La capitale et plusieurs métropoles françaises se mobilisent ce samedi 31 janvier pour exprimer leur inquiétude face à la dégradation des conditions de travail des forces de l’ordre. Cette journée d’action, initiée par Alliance police nationale, vise à sensibiliser les citoyens sur les difficultés croissantes rencontrées par les agents sur le terrain. Le syndicat majoritaire appelle la population à rejoindre les cortèges pour manifester son soutien à une institution qu’il juge menacée par le manque de ressources et d’effectifs.

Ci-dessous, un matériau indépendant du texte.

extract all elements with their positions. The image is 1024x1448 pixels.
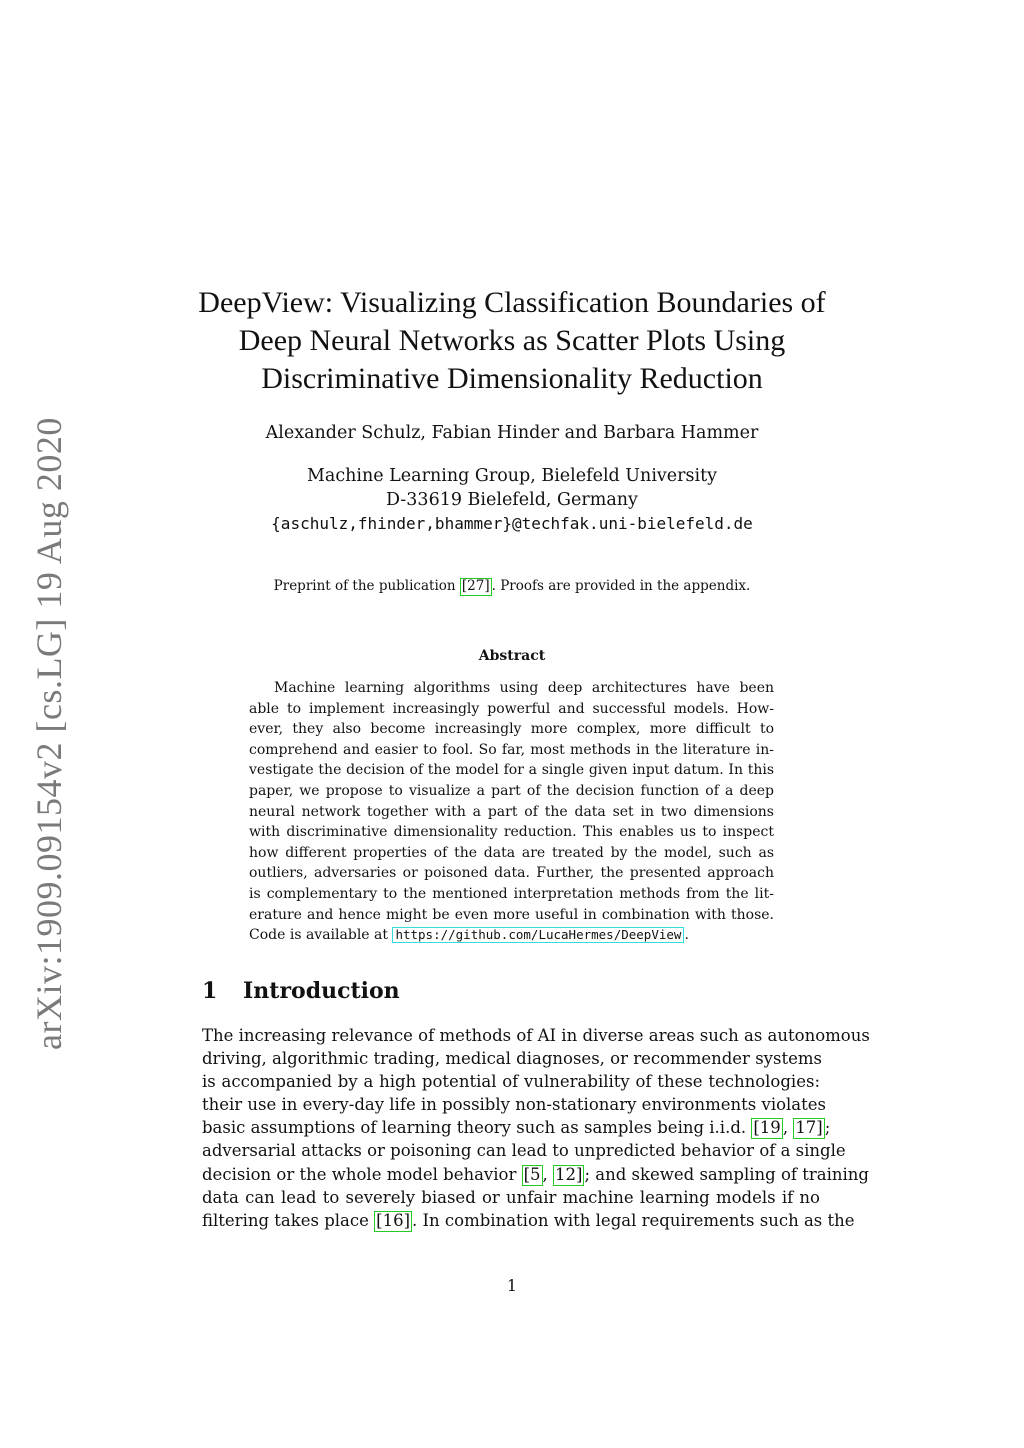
body-text: basic assumptions of learning theory such as samples being i.i.d.: [202, 1118, 752, 1138]
body-line: data can lead to severely biased or unfair machine learning models if no: [202, 1187, 820, 1207]
body-line: [202, 1209, 855, 1232]
title-line: Discriminative Dimensionality Reduction: [261, 362, 763, 395]
citation-link[interactable]: [16]: [376, 1210, 411, 1230]
abstract-line: ever, they also become increasingly more complex, more difficult to: [249, 721, 774, 738]
abstract-line: paper, we propose to visualize a part of the decision function of a deep: [249, 782, 774, 799]
abstract-line: able to implement increasingly powerful and successful models. How-: [249, 700, 774, 717]
body-line: adversarial attacks or poisoning can lead to unpredicted behavior of a single: [202, 1141, 846, 1161]
citation-link[interactable]: 17]: [795, 1118, 823, 1138]
abstract-line: how different properties of the data are treated by the model, such as: [249, 844, 774, 861]
citation-link[interactable]: [19: [753, 1118, 781, 1138]
preprint-text: Preprint of the publication: [273, 578, 460, 594]
code-repository-link[interactable]: https://github.com/LucaHermes/DeepView: [392, 927, 684, 943]
body-line: driving, algorithmic trading, medical diagnoses, or recommender systems: [202, 1049, 822, 1069]
preprint-text: . Proofs are provided in the appendix.: [491, 578, 751, 594]
title-line: DeepView: Visualizing Classification Boundaries of: [198, 286, 826, 319]
abstract-line: is complementary to the mentioned interpretation methods from the lit-: [249, 885, 774, 902]
body-line: [202, 1116, 831, 1139]
abstract-line: erature and hence might be even more useful in combination with those.: [249, 906, 774, 923]
abstract-heading: Abstract: [478, 648, 546, 664]
body-line: The increasing relevance of methods of AI in diverse areas such as autonomous: [202, 1026, 870, 1045]
body-line: [202, 1163, 869, 1186]
body-text: ,: [782, 1118, 794, 1138]
affiliation-institution: Machine Learning Group, Bielefeld University: [306, 466, 718, 486]
abstract-body: [249, 678, 774, 946]
abstract-line: vestigate the decision of the model for a single given input datum. In this: [249, 762, 774, 779]
page-number: 1: [506, 1276, 518, 1295]
body-text: decision or the whole model behavior: [202, 1164, 522, 1184]
title-line: Deep Neural Networks as Scatter Plots Using: [238, 324, 786, 357]
body-line: is accompanied by a high potential of vulnerability of these technologies:: [202, 1072, 820, 1092]
abstract-line: outliers, adversaries or poisoned data. Further, the presented approach: [249, 865, 774, 882]
citation-link[interactable]: [27]: [461, 578, 490, 594]
paper-title: [160, 284, 864, 398]
preprint-note: [160, 578, 864, 596]
abstract-line: comprehend and easier to fool. So far, most methods in the literature in-: [249, 741, 774, 758]
affiliation-address: D-33619 Bielefeld, Germany: [386, 490, 638, 510]
body-text: ;: [824, 1118, 831, 1138]
citation-link[interactable]: 12]: [555, 1164, 583, 1184]
section-number: 1: [202, 978, 218, 1004]
arxiv-identifier: arXiv:1909.09154v2 [cs.LG] 19 Aug 2020: [29, 417, 69, 1050]
introduction-body: [202, 1024, 870, 1232]
author-emails: {aschulz,fhinder,bhammer}@techfak.uni-bielefeld.de: [271, 514, 753, 533]
section-title: Introduction: [243, 978, 400, 1004]
body-line: their use in every-day life in possibly non-stationary environments violates: [202, 1095, 827, 1115]
abstract-code-suffix: .: [684, 927, 689, 944]
abstract-line: Machine learning algorithms using deep architectures have been: [274, 680, 774, 696]
abstract-line: with discriminative dimensionality reduction. This enables us to inspect: [249, 824, 774, 841]
body-text: ; and skewed sampling of training: [584, 1164, 869, 1184]
author-list: Alexander Schulz, Fabian Hinder and Barbara Hammer: [265, 423, 759, 443]
affiliation: [160, 464, 864, 536]
abstract-code-line: [249, 925, 774, 946]
body-text: . In combination with legal requirements such as the: [412, 1210, 855, 1230]
abstract-code-prefix: Code is available at: [249, 927, 393, 944]
abstract-line: neural network together with a part of the data set in two dimensions: [249, 803, 774, 820]
body-text: filtering takes place: [202, 1210, 375, 1230]
citation-link[interactable]: [5: [523, 1164, 541, 1184]
body-text: ,: [542, 1164, 554, 1184]
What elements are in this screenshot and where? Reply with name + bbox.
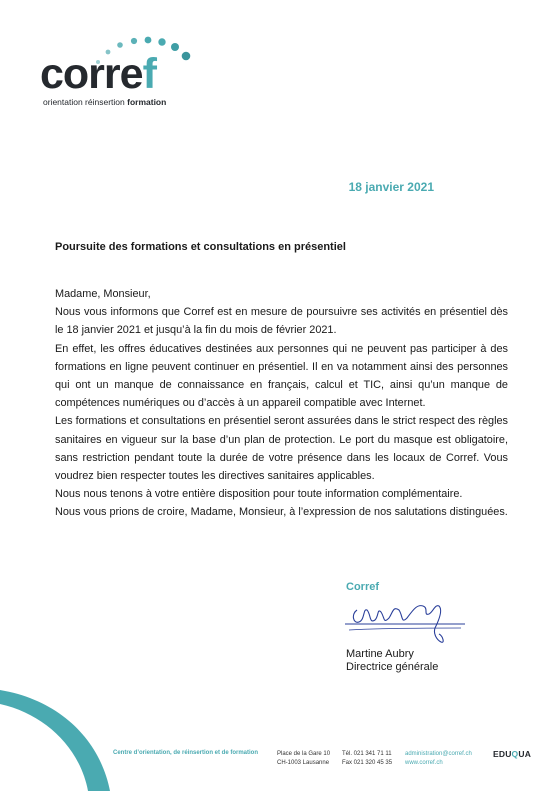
footer-organization: Centre d’orientation, de réinsertion et de formation bbox=[113, 750, 259, 756]
letter-body bbox=[55, 285, 508, 522]
letter-paragraph: Nous nous tenons à votre entière disposition pour toute information complémentaire. bbox=[55, 488, 463, 501]
footer-tel: Tél. 021 341 71 11 bbox=[342, 751, 392, 757]
footer-phone bbox=[342, 750, 392, 768]
logo-tagline: orientation réinsertion formation bbox=[43, 97, 167, 107]
corref-logo bbox=[40, 36, 180, 108]
letter-paragraph: Les formations et consultations en présentiel seront assurées dans le strict respect des règles sanitaires en vigueur sur la base d’un plan de protection. Le port du masque est obligatoire, sans restriction pendant toute la durée de votre présence dans les locaux de Corref. Vous voudrez bien respecter toutes les directives sanitaires applicables. bbox=[55, 415, 508, 483]
signature-company: Corref bbox=[346, 581, 380, 593]
footer-contact bbox=[405, 750, 472, 768]
eduqua-logo: EDUQUA bbox=[493, 749, 532, 759]
footer-address bbox=[277, 750, 330, 768]
letter-paragraph: Nous vous prions de croire, Madame, Monsieur, à l’expression de nos salutations distinguées. bbox=[55, 506, 508, 519]
signature-name: Martine Aubry bbox=[346, 648, 414, 660]
footer-email-link[interactable]: administration@corref.ch bbox=[405, 751, 472, 757]
footer-swoosh-graphic bbox=[0, 690, 110, 791]
footer-address-line: CH-1003 Lausanne bbox=[277, 760, 330, 766]
letter-paragraph: En effet, les offres éducatives destinées aux personnes qui ne peuvent pas participer à des formations en ligne peuvent continuer en présentiel. Il en va notamment ainsi des personnes qui ont un manque de connaissance en français, calcul et TIC, ainsi qu’un manque de compétences numériques ou d’accès à un appareil compatible avec Internet. bbox=[55, 342, 508, 410]
logo-wordmark: corref bbox=[40, 50, 156, 98]
footer-address-line: Place de la Gare 10 bbox=[277, 751, 331, 757]
signature-title: Directrice générale bbox=[346, 661, 439, 673]
handwritten-signature bbox=[343, 594, 468, 652]
letter-greeting: Madame, Monsieur, bbox=[55, 288, 151, 300]
letter-date: 18 janvier 2021 bbox=[348, 180, 434, 194]
footer-fax: Fax 021 320 45 35 bbox=[342, 760, 393, 766]
footer-web-link[interactable]: www.corref.ch bbox=[405, 760, 443, 766]
letter-paragraph: Nous vous informons que Corref est en mesure de poursuivre ses activités en présentiel dès le 18 janvier 2021 et jusqu’à la fin du mois de février 2021. bbox=[55, 306, 508, 337]
letter-subject: Poursuite des formations et consultations en présentiel bbox=[55, 241, 346, 253]
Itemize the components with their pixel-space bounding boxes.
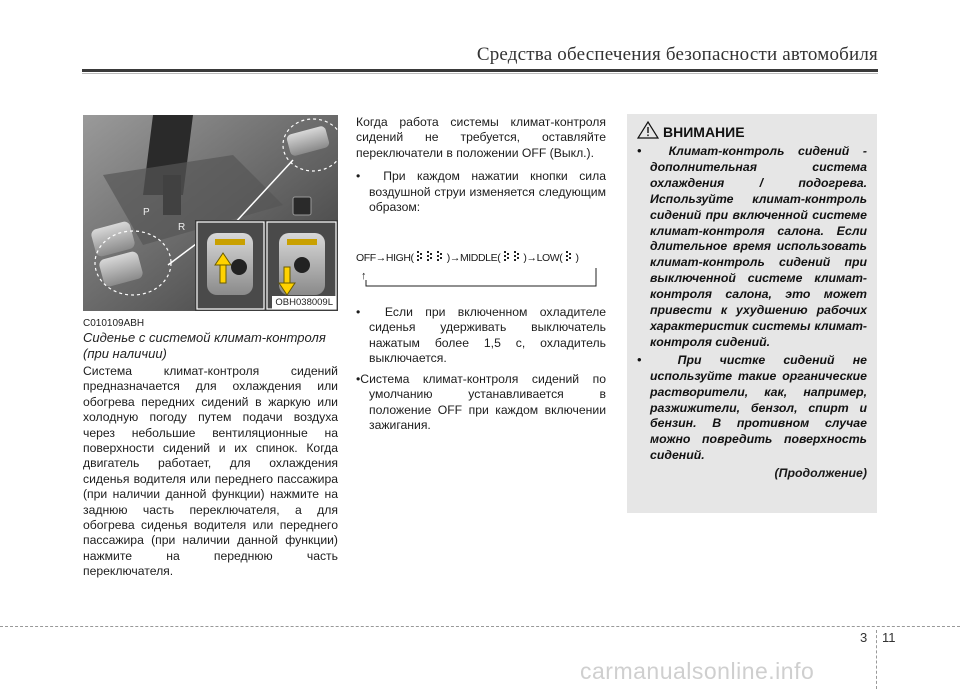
bullet-cooler-off-text: Если при включенном охладителе сиденья удерживать выключатель нажатым более 1,5 с, охладитель выключается.	[369, 305, 606, 366]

Fabien Vanhemelryck, secrétaire général d’Alliance, alerte sur l’urgence de la situation en déclarant que les policiers ne peuvent plus exercer leur métier dans des conditions normales. Cette mobilisation citoyenne marque une rupture dans les méthodes traditionnelles de revendication syndicale, puisqu’elle s’adresse directement aux Français.
Une mobilisation citoyenne dans toute la France
Le mouvement touche une vingtaine de villes, notamment Lille, Marseille, Nice, Bordeaux, Nantes et Orléans, ainsi que plusieurs territoires d’hormis-mer. À Paris, le rassemblement débutera place de la Bastille à 11 heures avant de se diriger vers la place de la Nation. Cette initiative inédite illustre la volonté du syndicat de dépasser le cadre strictement professionnel pour impliquer l’ensemble de la société civile dans cette problématique sécuritaire.
L’organisation sollicite explicitement la participation des citoyens afin d’exercer une pression collective sur les autorités. Cette stratégie rappelle d’autres mouvements sectoriels récents, comme les mobilisations agricoles ayant obtenu des réponses gouvernementales, démontrant l’efficacité des actions transversales réunissant professionnels et soutiens civils.
Des conditions de travail préoccupantes
Les représentants syndicaux dressent un tableau alarmant de la situation dans plusieurs départements. Yannick Le Bihan, responsable syndical dans les Hauts-de-Seine, évoque notamment une diminution de 200 postes depuis 2020, générant une surcharge de travail considérable dans tous les commissariats du territoire. Les agents doivent composer avec des infrastructures vétustes et une bureaucratie administrative qui, contrairement aux promesses de simplification, s’alourdit constamment.
| Problématiques identifiées | Impact sur le terrain |
|---|---|
| Réduction des effectifs | Surcharge des dossiers en cours |
| Locaux inadaptés | Conditions d’exercice dégradées |
| Complexité administrative | Ralentissement du traitement judiciaire |
Les revendications portent sur plusieurs aspects complémentaires :
- L’amélioration immédiate des infrastructures et équipements
- Le renforcement significatif des effectifs dans les zones tendues
- La simplification réelle des procédures pénales
- L’augmentation des ressources budgétaires allouées
La position gouvernementale entre soutien et neutralité
Laurent Nuñez, ministre de l’Intérieur, a exprimé vendredi sa compréhension tout en justifiant son absence physique aux manifestations. Il invoque la neutralité obligatoire imposée par les élections syndicales en cours, tout en affirmant que le mouvement bénéficie de son soutien total. Cette posture diplomatique illustre l’équilibre délicat que doit maintenir l’exécutif face aux revendications légitimes des agents.
Le ministre rappelle les investissements réalisés : 12 500 emplois créés dans les forces de sécurité depuis 2017, un doublement des crédits immobiliers et l’acquisition de 19 000 véhicules neufs. Il annonce également une augmentation budgétaire de 100 millions d’euros et la création de 1 000 postes supplémentaires, dont 700 dédiés à la filière judiciaire particulièrement sollicitée. Reste à savoir si ces annonces suffiront à apaiser les tensions et répondront aux attentes exprimées dans les rues de Paris et d’ailleurs ce week-end.